First, let’s start with the medical definitions of depression vs mania. Depression is clinically defined as a state of mental being that embodies a sense of loss, sadness, frustration, lack of energy and sense of despair that is long term and so severe that it interferes with the daily life of the sufferer. People who suffer from depression often sleep more than most people, have trouble being interested in daily life, have extremely low energy and have to really work at getting out of bed and living every day. Extreme cases of depression can include psychotic symptoms such as auditory or visual hallucinations.
Mania, on the other hand, is characterized by an over-inflated sense of energy, irritability, lack of sleep, talkativeness and an attitude of ambition and invulnerability. People suffering from mania may go days without sleeping, have a sudden and intense increase in productivity, may find themselves reacting more strongly than usual to various emotions and are often absolutely certain that they can and will succeed with whatever it is they are trying to do. Oftentimes this includes dangerous risk taking, whether those risks are in their sexual adventures, monetarily or physically dangerous just depends on that person’s personality. In extreme cases, the person becomes psychotic and suffers from hallucinations, both auditory and visual.
Now that we’ve covered the definitions of depression and mania, we can better understand the differences between what was called “manic depression” and what is called “depression”. Manic depression, better described today as Bipolar Disorder, is a condition characterized by a person suffering from extremes that swing back and forth between mania and depression. There are three different types of bipolar disorder: Type 1, Type 2 and Cyclothymia. The first type is the one most people are thinking of when talking about “manic depression”. To be diagnosed with Type 1 bipolar disorder, a person must be observed by a medical practitioner as being in a manic state. With at least one manic episode and suffering from periods of depression, a person can be diagnosed as having bipolar disorder type 1. Type 2 is characterized by symptoms very similar to type 1 with the exception that the patient never experiences full-blown, extreme mania. Instead, the patient oscillates between depression and hypomania, which is similar to being manic except doesn’t include the more extreme symptoms such as indiscriminate risk taking or episodes of hallucination. Cyclothymia, the third type, is quite similar to type 2 bipolar disorder in that it involves mood swings that go back and forth between depression and hypomania however, Cyclothymia can actually involve these cycles through one day instead of over a period of months or years. As such, Cyclothymia is exceedingly difficult to diagnose and many people suffering from Cyclothymia are incorrectly diagnosed as suffering from a major depressive disorder.

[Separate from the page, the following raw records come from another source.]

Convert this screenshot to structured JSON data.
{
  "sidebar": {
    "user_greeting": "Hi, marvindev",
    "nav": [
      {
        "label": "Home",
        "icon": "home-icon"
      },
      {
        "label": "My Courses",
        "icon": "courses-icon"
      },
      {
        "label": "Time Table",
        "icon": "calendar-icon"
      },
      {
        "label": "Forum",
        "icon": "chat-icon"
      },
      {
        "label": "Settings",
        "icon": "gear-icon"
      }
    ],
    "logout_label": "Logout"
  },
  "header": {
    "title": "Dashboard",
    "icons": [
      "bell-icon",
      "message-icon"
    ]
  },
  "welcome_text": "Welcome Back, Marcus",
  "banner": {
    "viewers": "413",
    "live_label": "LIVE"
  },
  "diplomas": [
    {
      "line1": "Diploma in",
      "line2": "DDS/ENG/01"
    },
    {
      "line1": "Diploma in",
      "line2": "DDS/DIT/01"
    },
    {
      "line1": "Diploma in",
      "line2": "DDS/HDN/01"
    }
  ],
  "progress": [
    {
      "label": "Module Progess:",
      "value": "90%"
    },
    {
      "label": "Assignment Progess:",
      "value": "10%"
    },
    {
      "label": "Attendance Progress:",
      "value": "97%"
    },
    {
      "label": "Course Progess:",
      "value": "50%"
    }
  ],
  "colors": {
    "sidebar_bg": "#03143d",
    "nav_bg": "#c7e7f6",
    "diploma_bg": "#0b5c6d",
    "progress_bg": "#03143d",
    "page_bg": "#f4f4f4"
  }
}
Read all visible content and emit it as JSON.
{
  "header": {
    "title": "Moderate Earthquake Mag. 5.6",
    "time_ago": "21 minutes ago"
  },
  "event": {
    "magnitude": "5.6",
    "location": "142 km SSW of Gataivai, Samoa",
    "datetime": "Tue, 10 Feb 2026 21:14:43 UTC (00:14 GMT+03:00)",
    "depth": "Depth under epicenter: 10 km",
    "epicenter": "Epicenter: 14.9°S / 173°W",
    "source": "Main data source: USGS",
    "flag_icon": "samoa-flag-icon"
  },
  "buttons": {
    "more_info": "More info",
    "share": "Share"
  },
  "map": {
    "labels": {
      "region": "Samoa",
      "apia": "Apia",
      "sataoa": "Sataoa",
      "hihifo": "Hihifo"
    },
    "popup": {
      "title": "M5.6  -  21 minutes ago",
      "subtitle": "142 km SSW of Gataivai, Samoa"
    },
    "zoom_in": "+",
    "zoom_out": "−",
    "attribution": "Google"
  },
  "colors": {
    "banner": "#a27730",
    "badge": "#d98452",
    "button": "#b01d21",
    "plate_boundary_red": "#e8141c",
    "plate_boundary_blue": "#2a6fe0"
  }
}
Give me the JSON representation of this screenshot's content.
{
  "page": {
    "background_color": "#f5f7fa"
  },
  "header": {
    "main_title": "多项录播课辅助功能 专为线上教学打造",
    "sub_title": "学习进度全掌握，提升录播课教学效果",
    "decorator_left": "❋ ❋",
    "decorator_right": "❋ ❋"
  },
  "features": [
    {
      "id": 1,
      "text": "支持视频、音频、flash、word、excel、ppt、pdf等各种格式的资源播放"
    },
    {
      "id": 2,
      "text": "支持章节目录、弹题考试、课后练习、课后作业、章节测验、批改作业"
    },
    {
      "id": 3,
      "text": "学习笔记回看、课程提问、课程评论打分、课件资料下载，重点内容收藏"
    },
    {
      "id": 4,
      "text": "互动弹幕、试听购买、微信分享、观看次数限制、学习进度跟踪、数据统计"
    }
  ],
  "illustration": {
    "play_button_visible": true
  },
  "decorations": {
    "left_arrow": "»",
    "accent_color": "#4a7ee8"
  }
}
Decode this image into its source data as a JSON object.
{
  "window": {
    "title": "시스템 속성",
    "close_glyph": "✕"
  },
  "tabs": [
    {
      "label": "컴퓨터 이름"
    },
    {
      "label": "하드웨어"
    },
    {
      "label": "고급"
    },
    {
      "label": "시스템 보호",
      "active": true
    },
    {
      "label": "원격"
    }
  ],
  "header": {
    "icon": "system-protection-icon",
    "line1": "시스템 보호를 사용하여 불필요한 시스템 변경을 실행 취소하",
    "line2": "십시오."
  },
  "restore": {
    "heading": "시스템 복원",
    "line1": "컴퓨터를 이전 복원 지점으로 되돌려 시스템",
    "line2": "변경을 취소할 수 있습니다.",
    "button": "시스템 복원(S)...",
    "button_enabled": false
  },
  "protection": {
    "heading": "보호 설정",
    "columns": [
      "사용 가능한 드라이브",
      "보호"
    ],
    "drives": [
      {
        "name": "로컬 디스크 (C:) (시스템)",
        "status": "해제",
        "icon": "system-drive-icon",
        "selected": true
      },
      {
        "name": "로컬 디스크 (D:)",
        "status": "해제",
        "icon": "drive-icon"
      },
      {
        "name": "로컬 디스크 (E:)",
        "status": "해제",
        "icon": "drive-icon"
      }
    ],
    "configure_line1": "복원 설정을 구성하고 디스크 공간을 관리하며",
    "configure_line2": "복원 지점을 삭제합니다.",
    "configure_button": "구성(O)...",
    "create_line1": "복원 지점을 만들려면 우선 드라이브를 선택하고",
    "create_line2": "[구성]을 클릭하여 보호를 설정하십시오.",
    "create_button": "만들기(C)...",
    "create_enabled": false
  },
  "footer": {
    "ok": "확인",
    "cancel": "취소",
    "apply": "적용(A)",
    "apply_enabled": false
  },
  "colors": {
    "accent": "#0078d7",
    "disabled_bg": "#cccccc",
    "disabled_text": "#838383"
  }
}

Depression, on the other hand, is not characterized by mania in any form at all. As soon as a manic episode occurs, the condition can no longer be classified as depression alone and will be instead treated as bipolar disorder.
The differences between the two conditions are quite significant as the medications used to treat bipolar disorder can produce radically different (and even dangerous) results in patients who do not suffer from mania. Conversely, for patients who suffer from bipolar disorder, being treated with medications intended to regulate depressive disorders can actually throw them into a manic episode which can, in fact, threaten their lives. In either situation, close observation from a doctor is absolutely necessary to be sure that the patient in question has been correctly diagnosed and is therefore being correctly treated. It is therefore vitally important that people who may have, or are thought to have, either bipolar disorder or depression seek treatment from a qualified physician in order to avoid a possibly dangerous incident.